Du piano à la bougie

Il y a deux semaines j’ai eu le plaisir d’assister à l’évènement Candelight Chopin à Paris. Récit d’un concept qui dépoussière les codes du concert classique.

Un lieu atypique

Il est 21 heures, et ce vendredi soir on se presse devant la maison des Océans de la rue Saint Jacques, au cœur du Quartier latin. Fondé en 1906 par Albert 1er, Prince de Monaco, l’édifice d’inspiration Renaissance italienne qui renferme les bureaux de l’institut océanographique constitue un écrin privilégié de la recherche sur la protection des milieux marins. À y regarder de plus près, se détachent sur la façade méduses, hippocampes et autres crabes. Pourtant, ce n’est pas pour découvrir les trésors de la biodiversité des abîmes que de nombreux trentenaires viennent ici après-diner grossir la file d’attente dans le froid de l’hiver. A quelques exceptions près, une assistance jeune donc. Bruyants et joyeux, ils ne savent pas vraiment à quoi s’attendre mais ils s’apprêtent à vivre une expérience unique.

Les portes se décident finalement à s’ouvrir. Alors, la foule animée pénètre dans le vestibule, se réchauffe à peine avant de se glisser dans les couloirs, jusqu’à trouver l’entrée du grand amphithéâtre. A l’intérieur, les premiers s’affairent à trouver la meilleure place sur les étroits bancs bleus qui dévalent la pièce. Les plus chanceux arrivent jusqu’en bas, au plus près du parquet. Et ce n’est qu’une fois assis que l’âme singulière du lieu apparaît. Toute habillée de bois et parée de majestueux lustres en cristal, la salle donne à voir des fresques imposantes. Devant, « le Pont de la Princesse Alice » détaille une scène de vie dans navire lors d’une campagne océanographique, et sur le mur du fond un bateau fend la mer à la poursuite d’une baleine.

Un concert intimiste

A présent, les lumières se sont éteintes, le murmure des chuchotements aussi, comme s’ils s’étaient accordés à faire une pause. Les détails du décor de la pièce ne comptent plus, puisque devant, la lueur d’une myriade de bougies posées au sol se reflète dans les contours d’un piano. L’instrument s’impose au milieu d’un parterre d’étoiles et déjà l’atmosphère n’est plus la même. Mais voilà la porte qui s’ouvre et le virtuose qui arrive.

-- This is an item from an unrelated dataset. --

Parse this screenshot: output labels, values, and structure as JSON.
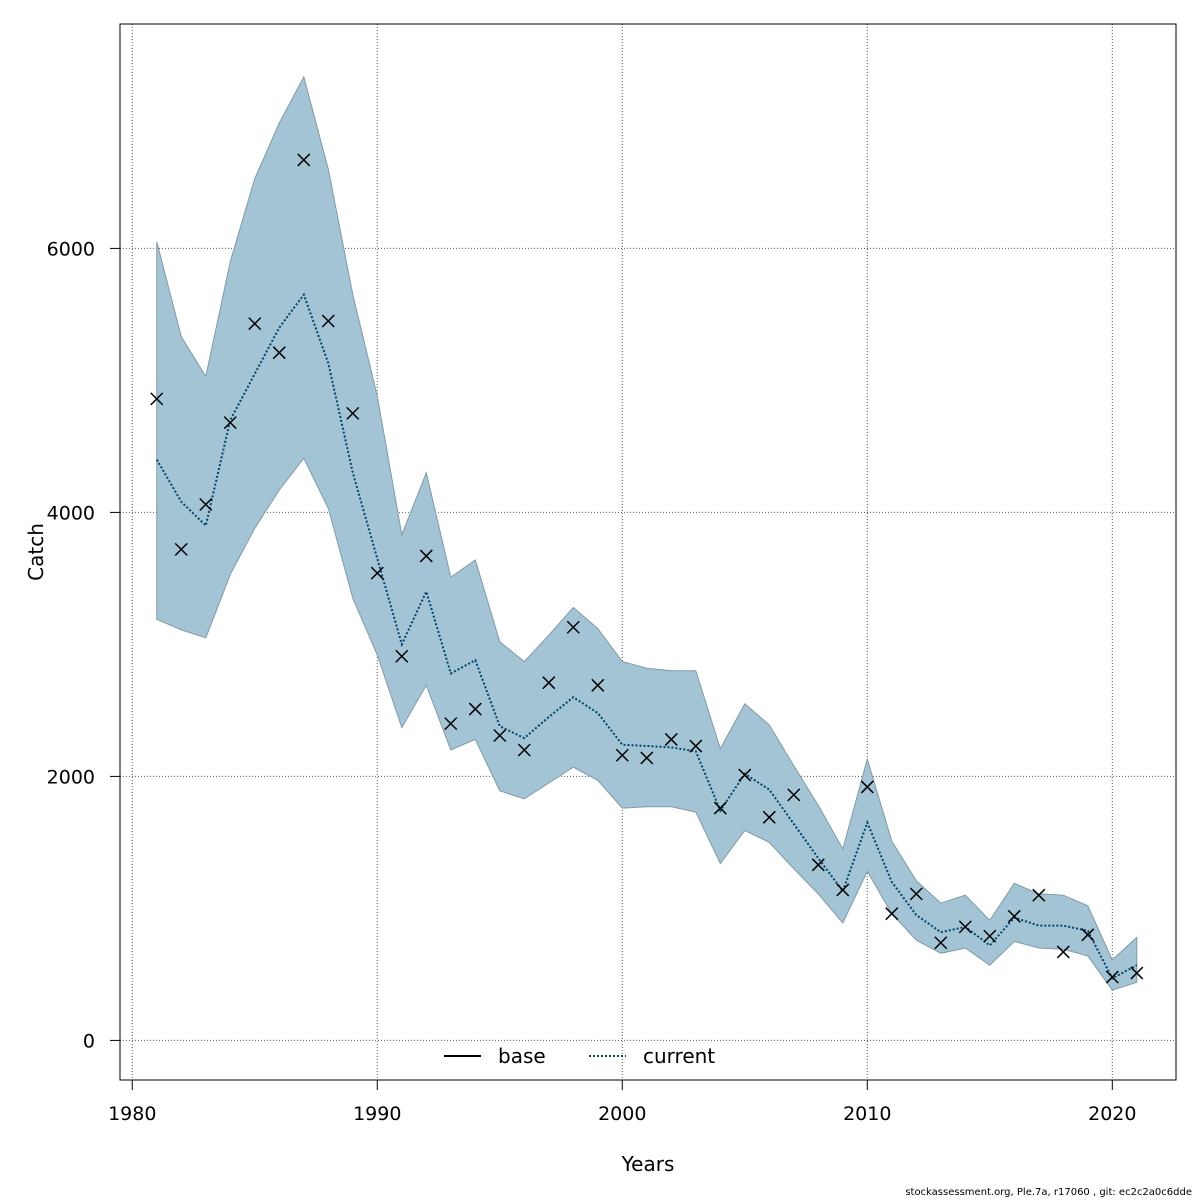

Avec facilité, il aventure ses doigts sur le piano, laissant l’émotion envahir la salle tandis qu’il joue Les Nocturnes 1 et 2, opus 27 de Chopin. L’assistance est envoûtée. Le pianiste s’élance de plus belle pour offrir cette fois une succession de valses, d’humeur plus joyeuses. Puis vient le fameux Nocturne en do dièse mineur, que l’on reconnait dans le film Le Pianiste. A mesure qu’il enchaîne les notes, le temps se suspend. Une heure passera sans que rien ne parvienne à ébranler la douceur du moment.

A la fin seulement, le musicien invitera les spectateurs à filmer sa Sonate numéro 3, Opus 28 pour alimenter leurs réseaux, rompant déjà un peu le charme du concert intimiste. Un dernier Scherzo termine de ravir l’audience. Le débordement d’applaudissements qui s’en suit annonce définitivement la fin du voyage à travers l’univers de Chopin. Tout le monde repart ému, de la musique encore plein les oreilles.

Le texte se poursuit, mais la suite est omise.